Gefährlich nah am Abstellgleis
Allen Protesten zum Trotz wird die »Aussetzung«
der S-Bahn-Linie 1 immer wahrscheinlicher
Es war eine unangenehme Bescherung, die den Grünauern im Dezember zuteil wurde: Da hatte der Zweckverband für den
Nahverkehrsraum Leipzig (ZVNL) angekündigt, die S-Bahn-Linie 1 »vorübergehend auszusetzen«
. Kurzfristige
Streichung von Geldern in Millionenhöhe machen sachsenweit Einschnitte unumgänglich, dass es in Leipzig nach LVB-Netzreform
und Sparkassenrückzug erneut die Grünauer treffen soll, ärgert die Betroffenen. Aber nicht alle malen schwarz. Heftige
Kritik contra verständnisvolle Töne - eine Analyse von Reinhard Franke.
Zum Hintergrund
Fünf Zweckverbände organisieren sachsenweit den Nahverkehr auf der Schiene. Für den Großraum Leipzig ist der ZVNL zuständig, welcher S-Bahnen und Regionalzüge bestellt und bezahlt. Jeder gefahrene Zugkilometer kostet laut Verband etwa acht Euro.

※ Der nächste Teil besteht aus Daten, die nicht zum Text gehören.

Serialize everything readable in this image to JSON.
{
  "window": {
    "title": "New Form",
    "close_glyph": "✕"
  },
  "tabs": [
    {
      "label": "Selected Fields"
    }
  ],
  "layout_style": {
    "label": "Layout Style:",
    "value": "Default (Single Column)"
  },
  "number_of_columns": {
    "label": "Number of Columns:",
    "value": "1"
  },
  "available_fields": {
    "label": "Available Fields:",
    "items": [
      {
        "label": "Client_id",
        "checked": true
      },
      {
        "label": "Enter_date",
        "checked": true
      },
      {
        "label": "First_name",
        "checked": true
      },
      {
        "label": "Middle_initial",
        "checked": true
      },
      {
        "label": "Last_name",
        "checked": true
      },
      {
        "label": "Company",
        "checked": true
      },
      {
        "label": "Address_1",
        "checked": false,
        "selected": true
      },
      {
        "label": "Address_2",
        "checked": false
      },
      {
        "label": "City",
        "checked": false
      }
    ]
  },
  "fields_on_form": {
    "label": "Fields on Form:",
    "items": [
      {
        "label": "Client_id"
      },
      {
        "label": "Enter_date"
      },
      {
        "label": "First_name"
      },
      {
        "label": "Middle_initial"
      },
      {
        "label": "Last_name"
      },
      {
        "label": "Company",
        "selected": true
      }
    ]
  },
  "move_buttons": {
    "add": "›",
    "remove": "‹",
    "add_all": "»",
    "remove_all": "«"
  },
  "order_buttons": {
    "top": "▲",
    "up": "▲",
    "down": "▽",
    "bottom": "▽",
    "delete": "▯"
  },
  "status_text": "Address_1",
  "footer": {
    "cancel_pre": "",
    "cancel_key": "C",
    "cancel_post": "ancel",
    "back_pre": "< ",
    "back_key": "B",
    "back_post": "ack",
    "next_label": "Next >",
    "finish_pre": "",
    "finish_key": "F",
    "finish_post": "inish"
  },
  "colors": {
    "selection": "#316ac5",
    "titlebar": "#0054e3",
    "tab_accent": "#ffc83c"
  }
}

Daneben gibt es kleinere Rechnungsposten: Bahnhofszugänge und wichtige Überlandbuslinien werden mitfinanziert, weitere Kosten entstehen durch Verwaltung und Projektarbeit.
Die Finanzierung geschieht mit sogenannten Regionalisierungsmitteln, die das Land Sachsen vom Bund erhält und an seine
Zweckverbände durchreicht. »Obwohl die Gelder an den Freistaat sogar steigen, streicht uns dieser nun kurzfristig
fast zehn Millionen Euro«
, klagt Andreas Glowienka, Geschäftsführer des ZVNL.
Dabei sei die Verordnung über die langfristige finanzielle Ausstattung der Zweckverbände nicht einmal zwei Jahre alt.
Glowienka zufolge sei die anderweitige Verwendung der zweckgebundenen Mittel zwar juristisch einwandfrei, jedoch agiere der
Freistaat nun gegen Absprachen: »Für uns bestimmtes Geld wird jetzt für andere Nahverkehrsprojekte ausgegeben -
auch für den Citytunnel. Dafür wollte Sachsen den Tunnel ursprünglich so finanzieren, dass keine Belastungen der
Zweckverbände oder Kommunen entstehen.«
Zur aktuellen Lage
Der ZVNL muss unter extremem Zeitdruck handeln, denn das Geld fehlt bereits mit Jahresbeginn 2011. Auch zur Wahrheit
gehört allerdings: Es handelt sich um einen echten Verlust von »nur«
6,4 Mio. Euro, da schon die alte
Finanzordnung ein Minus von 3,2 Mio. Euro vorsah - wer mit einer höheren Einbuße hausieren geht, erzählt also nicht die
ganze Geschichte. Sachsens Wirtschaftminister Sven Morlok (FDP), dessen Ministerium die 6%-Beschneidung verantwortet, wähnt
Medienberichten zufolge heimliche Reserven bei den Zweckverbänden.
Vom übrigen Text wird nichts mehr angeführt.